Стефано пробормотал: «Ты уходишь?».

Элена подошла к нему. У нее были томные, припухшие глаза, она была хороша.

Стефано сказал: «Убегаешь, а потом будешь плакать».

Элена сдержанно усмехнулась и искоса посмотрела на него: «Это ты не заплачь, бедняжка». — Стефано обвил ее руками, но она выскользнула: «Ложись в кровать».

Уже лежа, он ей сказал: «Мне кажется, когда я был ребенком…»

Но Элена не склонилась над ним и не накрыла его одеялом. Она только сказала: «Я как и раньше буду приходить и подметать. Если что-то понадобится, позови меня. Шкафчик я заберу…»

— Дура, — ответил Стефано.

Элена чуть улыбнулась, погасила свет и ушла.

 

В последние мгновения, при свете, голос Элены стал жестким, надрывным, как у того, кто защищается. Голый Стефано ничего не ответил. Ему хотелось бы услышать рыдания, но какая одетая женщина, закутанная до шеи, расплачется перед голым мужчиной? Это тело так поспешно оделось в темноте, что Стефано все еще хотелось его ласкать, смотреть на него, не лишиться его. Он задал себе вопрос, не были ли эти бешенные поцелуи, это объятие, когда они стояли около кровати, местью Элены: пробудить в нем желание, которое он никогда больше не сможет удовлетворить. Если это так, улыбнулся Стефано, то Элена просчиталась, не приняв во внимание его жажду одиночества. Потом, в темноте, он перестал улыбаться и сжал кулаки.

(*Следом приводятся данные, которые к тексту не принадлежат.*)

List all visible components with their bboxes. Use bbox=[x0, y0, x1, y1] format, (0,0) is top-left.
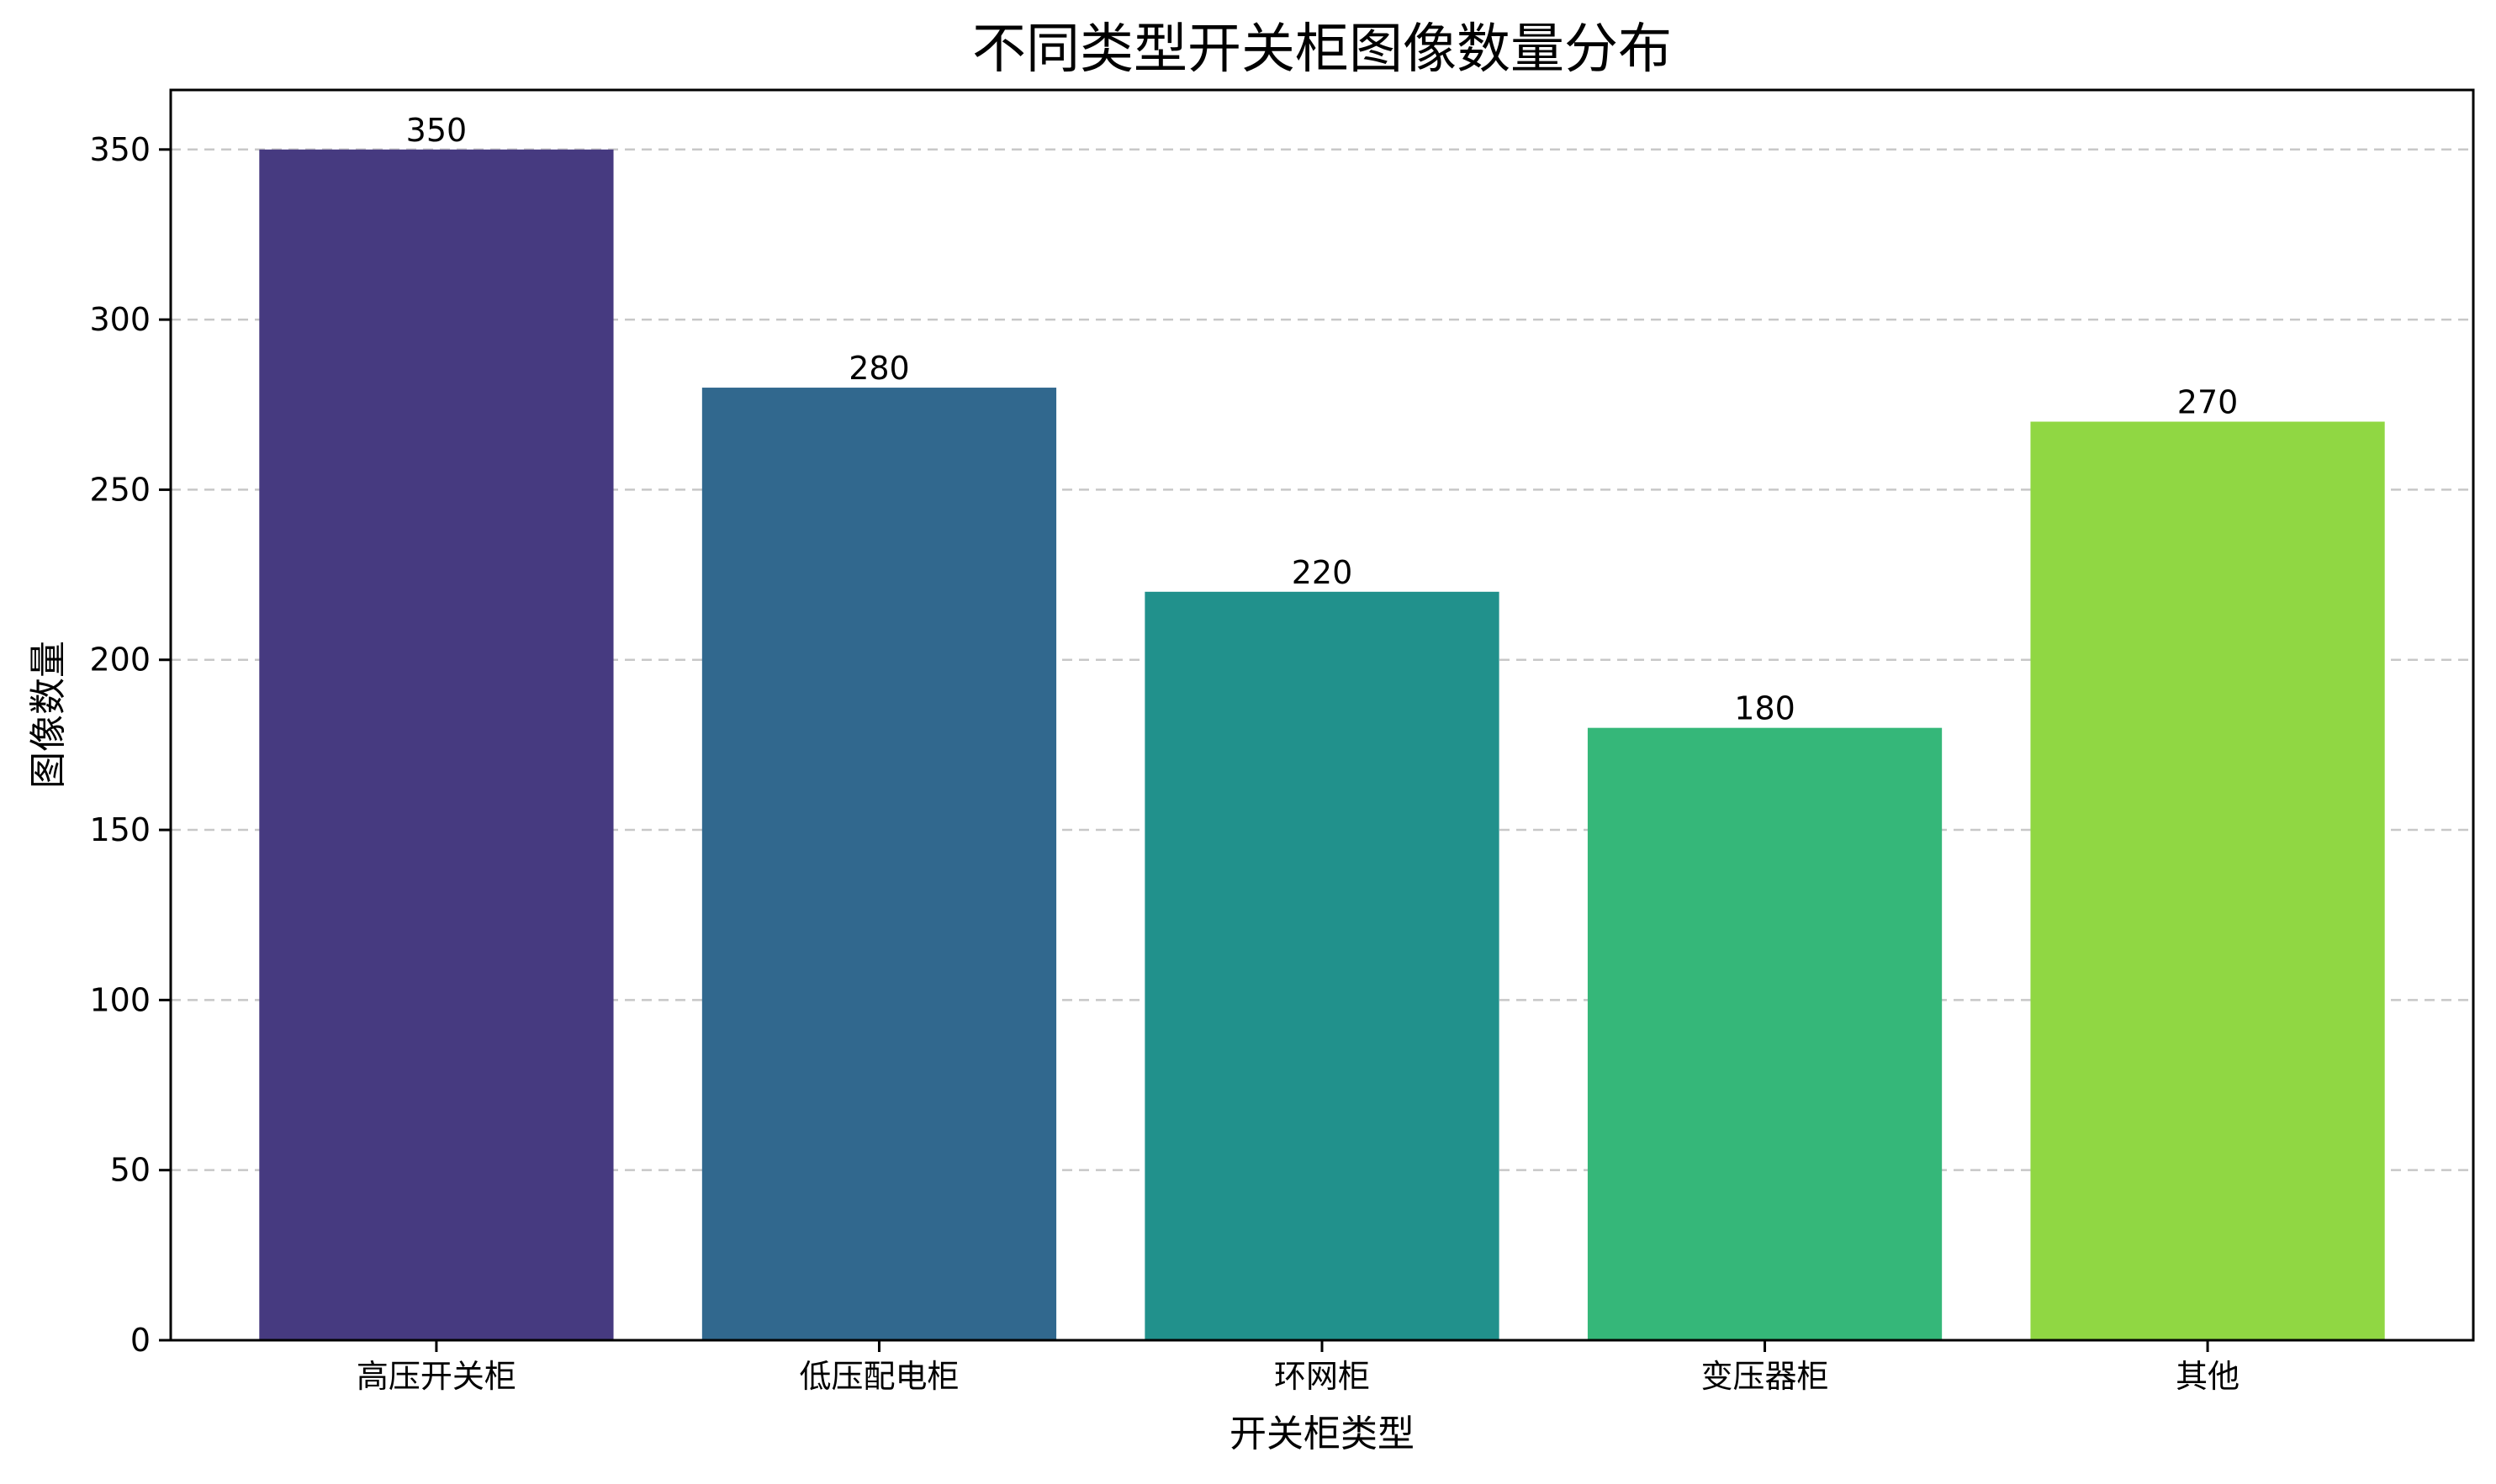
x-tick-label: 环网柜 bbox=[1274, 1358, 1370, 1395]
bar bbox=[1587, 727, 1943, 1340]
bar-value-label: 180 bbox=[1734, 690, 1795, 727]
bar bbox=[2030, 421, 2385, 1340]
bar-value-label: 350 bbox=[406, 112, 468, 149]
x-tick-label: 高压开关柜 bbox=[357, 1358, 516, 1395]
x-tick-label: 低压配电柜 bbox=[799, 1358, 959, 1395]
y-tick-label: 150 bbox=[89, 811, 151, 848]
bar-value-label: 270 bbox=[2177, 384, 2239, 421]
y-tick-label: 350 bbox=[89, 131, 151, 168]
chart-title: 不同类型开关柜图像数量分布 bbox=[972, 18, 1672, 81]
x-axis-label: 开关柜类型 bbox=[1229, 1413, 1415, 1455]
bar bbox=[259, 149, 614, 1340]
y-axis-label: 图像数量 bbox=[27, 641, 70, 789]
bar bbox=[701, 388, 1057, 1340]
y-tick-label: 100 bbox=[89, 981, 151, 1018]
bar-value-label: 280 bbox=[849, 350, 910, 387]
y-tick-label: 200 bbox=[89, 642, 151, 679]
y-tick-label: 300 bbox=[89, 301, 151, 338]
bars bbox=[259, 149, 2385, 1340]
bar bbox=[1145, 591, 1499, 1340]
y-tick-label: 0 bbox=[130, 1322, 151, 1359]
bar-value-label: 220 bbox=[1292, 554, 1353, 591]
data-labels: 350 280 220 180 270 bbox=[406, 112, 2239, 727]
x-axis: 高压开关柜 低压配电柜 环网柜 变压器柜 其他 bbox=[357, 1340, 2240, 1395]
y-tick-label: 250 bbox=[89, 471, 151, 508]
y-axis: 0 50 100 150 200 250 300 350 bbox=[89, 131, 171, 1359]
y-tick-label: 50 bbox=[110, 1152, 151, 1189]
x-tick-label: 变压器柜 bbox=[1701, 1358, 1829, 1395]
x-tick-label: 其他 bbox=[2176, 1358, 2240, 1395]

В своей прерванной полудреме Стефано думал совсем о другом, но не мог до конца уяснить, о чем именно. Ворочаясь в измятой постели, он боялся, что бессонница будет долгой: этот кошмар пострашнее прежних. Он терпеливо прижался щекой к подушке и увидел побледневшие стекла. Смягчившись, он прошептал: «Я оплакиваю тебя, мамочка», ему стало очень хорошо и он был счастлив, что один.

Тогда он схватился за эту мысль: одиночество можно выдержать, пока кто-то страдает, что рядом с ним никого нет, но настоящее одиночество это невыносимая камера. «Я оплакиваю тебя, мамочка» — достаточно повторить это, и ночь станет нежной.

Затем ворвался со своим диким посвистом ночной поезд, и хотя глаза Стефано были закрыты, поезд налетел на него, как ураган. Через мгновение исчез свет в окошках; когда вернулась тишина, Стефано спокойно смаковал томление старой, привычной тоски, которая как бы освещала его одиночество. На самом деле, его кровь бежала вместе с этим поездом, поднимаясь вдоль берега, с которого он давно спустился в наручниках.

Все окна одинаково тускло осветились. Теперь, когда он прогнал Элену, он мог умиляться ею. Он мог даже оплакивать ее, пока его расслабленная кровь не успокоится окончательно, что-то бормоча сквозь дрему, подумал он.